Tijuana, Mexico has a reputation for being unsafe. It’s no worse than a lot of American cities and is pretty safe unless you venture off looking for trouble. Really, though, there’s little reason to go there. There are bars where you can observe brainless Americans downing Jell-O shots and slugs of tequila, and places where you can put on a sombrero and pay to have your picture taken with a burro. Aside from some colorful buildings, Tijuana is a city of tacky tourist crap and scads of pharmacies where you can buy cheap medications. Each has a young woman (girl?) in a white lab coat, so you know she’s qualified, yeah? Need I say that you should be leery of the quality of their wares, even if you can buy 10 Viagra pills for $7?

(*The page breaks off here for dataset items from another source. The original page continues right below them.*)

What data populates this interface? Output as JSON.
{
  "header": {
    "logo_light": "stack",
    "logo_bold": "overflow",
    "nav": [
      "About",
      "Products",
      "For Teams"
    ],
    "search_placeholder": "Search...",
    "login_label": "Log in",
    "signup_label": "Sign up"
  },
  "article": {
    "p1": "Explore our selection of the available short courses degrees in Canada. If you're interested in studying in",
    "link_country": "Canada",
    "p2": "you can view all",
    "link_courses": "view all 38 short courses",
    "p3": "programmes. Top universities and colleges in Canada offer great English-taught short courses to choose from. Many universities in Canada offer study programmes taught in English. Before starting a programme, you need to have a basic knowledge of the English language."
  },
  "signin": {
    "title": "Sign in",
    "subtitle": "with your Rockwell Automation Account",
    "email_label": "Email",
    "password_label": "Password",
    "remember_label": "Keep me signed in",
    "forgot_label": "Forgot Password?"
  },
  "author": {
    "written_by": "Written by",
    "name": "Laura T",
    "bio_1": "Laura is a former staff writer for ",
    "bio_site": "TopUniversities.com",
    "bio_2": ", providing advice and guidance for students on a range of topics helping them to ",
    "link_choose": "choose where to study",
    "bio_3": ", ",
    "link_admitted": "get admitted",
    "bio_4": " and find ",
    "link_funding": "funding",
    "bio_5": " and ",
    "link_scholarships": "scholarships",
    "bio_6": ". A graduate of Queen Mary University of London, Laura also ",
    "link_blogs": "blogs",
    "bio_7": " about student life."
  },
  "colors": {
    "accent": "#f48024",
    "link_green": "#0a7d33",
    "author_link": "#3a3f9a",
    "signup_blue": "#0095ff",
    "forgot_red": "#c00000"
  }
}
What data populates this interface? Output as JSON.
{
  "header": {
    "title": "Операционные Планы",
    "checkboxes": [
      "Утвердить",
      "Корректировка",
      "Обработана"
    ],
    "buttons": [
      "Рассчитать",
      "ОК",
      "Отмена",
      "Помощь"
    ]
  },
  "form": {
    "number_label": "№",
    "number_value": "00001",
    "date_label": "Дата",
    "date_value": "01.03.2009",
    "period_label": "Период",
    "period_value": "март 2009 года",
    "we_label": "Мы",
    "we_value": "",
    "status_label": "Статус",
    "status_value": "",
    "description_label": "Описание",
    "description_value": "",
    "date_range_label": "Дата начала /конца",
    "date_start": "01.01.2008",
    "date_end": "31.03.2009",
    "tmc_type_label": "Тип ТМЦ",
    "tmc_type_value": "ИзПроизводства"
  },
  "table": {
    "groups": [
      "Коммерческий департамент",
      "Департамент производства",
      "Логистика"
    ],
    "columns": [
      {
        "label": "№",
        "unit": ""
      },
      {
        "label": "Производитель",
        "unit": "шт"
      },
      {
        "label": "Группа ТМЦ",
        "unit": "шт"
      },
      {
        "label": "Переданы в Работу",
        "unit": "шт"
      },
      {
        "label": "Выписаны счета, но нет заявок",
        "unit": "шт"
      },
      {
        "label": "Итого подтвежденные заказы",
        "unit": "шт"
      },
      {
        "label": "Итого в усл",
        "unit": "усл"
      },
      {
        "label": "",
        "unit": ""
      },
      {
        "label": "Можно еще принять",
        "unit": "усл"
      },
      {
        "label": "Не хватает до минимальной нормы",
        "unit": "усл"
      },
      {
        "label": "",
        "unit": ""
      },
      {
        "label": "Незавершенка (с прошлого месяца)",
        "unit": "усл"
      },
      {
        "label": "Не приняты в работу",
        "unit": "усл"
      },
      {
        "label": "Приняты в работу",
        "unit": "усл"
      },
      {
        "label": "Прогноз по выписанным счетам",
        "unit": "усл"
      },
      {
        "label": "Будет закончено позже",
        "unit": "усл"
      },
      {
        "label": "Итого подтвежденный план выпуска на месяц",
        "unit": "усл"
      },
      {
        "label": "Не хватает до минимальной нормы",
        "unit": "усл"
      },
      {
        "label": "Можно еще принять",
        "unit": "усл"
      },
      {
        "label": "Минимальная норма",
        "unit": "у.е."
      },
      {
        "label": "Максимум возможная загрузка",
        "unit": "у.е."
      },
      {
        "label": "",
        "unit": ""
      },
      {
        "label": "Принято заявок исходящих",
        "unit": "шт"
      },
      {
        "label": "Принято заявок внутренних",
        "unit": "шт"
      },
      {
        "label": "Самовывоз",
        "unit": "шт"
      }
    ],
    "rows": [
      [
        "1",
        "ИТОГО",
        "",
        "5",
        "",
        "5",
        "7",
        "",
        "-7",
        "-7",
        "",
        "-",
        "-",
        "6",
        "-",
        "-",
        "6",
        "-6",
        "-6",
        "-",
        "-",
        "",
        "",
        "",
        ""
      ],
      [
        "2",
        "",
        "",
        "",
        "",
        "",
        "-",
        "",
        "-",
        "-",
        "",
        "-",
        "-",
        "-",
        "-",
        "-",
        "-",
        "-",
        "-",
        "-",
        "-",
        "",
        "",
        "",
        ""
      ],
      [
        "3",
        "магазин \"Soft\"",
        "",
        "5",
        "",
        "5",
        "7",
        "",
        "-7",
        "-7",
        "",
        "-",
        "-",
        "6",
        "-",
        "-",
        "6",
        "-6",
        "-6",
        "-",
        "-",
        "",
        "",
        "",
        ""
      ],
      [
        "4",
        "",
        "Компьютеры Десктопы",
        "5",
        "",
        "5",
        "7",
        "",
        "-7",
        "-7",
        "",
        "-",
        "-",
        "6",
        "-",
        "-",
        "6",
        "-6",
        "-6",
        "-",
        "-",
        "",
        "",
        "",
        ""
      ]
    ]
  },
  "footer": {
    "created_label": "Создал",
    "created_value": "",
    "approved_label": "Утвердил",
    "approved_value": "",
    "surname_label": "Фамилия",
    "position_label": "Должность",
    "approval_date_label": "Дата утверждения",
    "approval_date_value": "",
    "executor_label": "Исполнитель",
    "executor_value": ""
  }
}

I usually think that most crowded places are thronged for a reason. I might make an exception for Versailles. Louis XIV was a flamboyant king, but unless you like baroque—and I mean really like baroque­—you can give Versailles a miss. I hate the gilded angels, garish wall hangings, coffered ceilings, and decorated everything that characterize the baroque style. It is terribly mobbed, so even if you do like this stuff, you’ll be ushered through pretty fast and in many places you can’t take photos.  

Oakley, KN
Lots of people dream of driving across the United States. The problem is that most routes, especially I-70 or Route 66, take you through places like Kansas, Nebraska, Oklahoma, and northern Texas, where even the tumbleweed wants to be somewhere else. I-70 is one of those roads with signs that tell you it’s just 150 miles to the world’s largest prairie dog and by the time you arrive at a crumbling concrete rodent you’re so bored you think it’s kind of cool. Route 66 at least has some historical cachet, though its allure has faded like the TV series that made it famous. Mostly it’s either dull, empty, strip-mall congested, or slow—especially slow. My best advice is to fly over the middle of the country.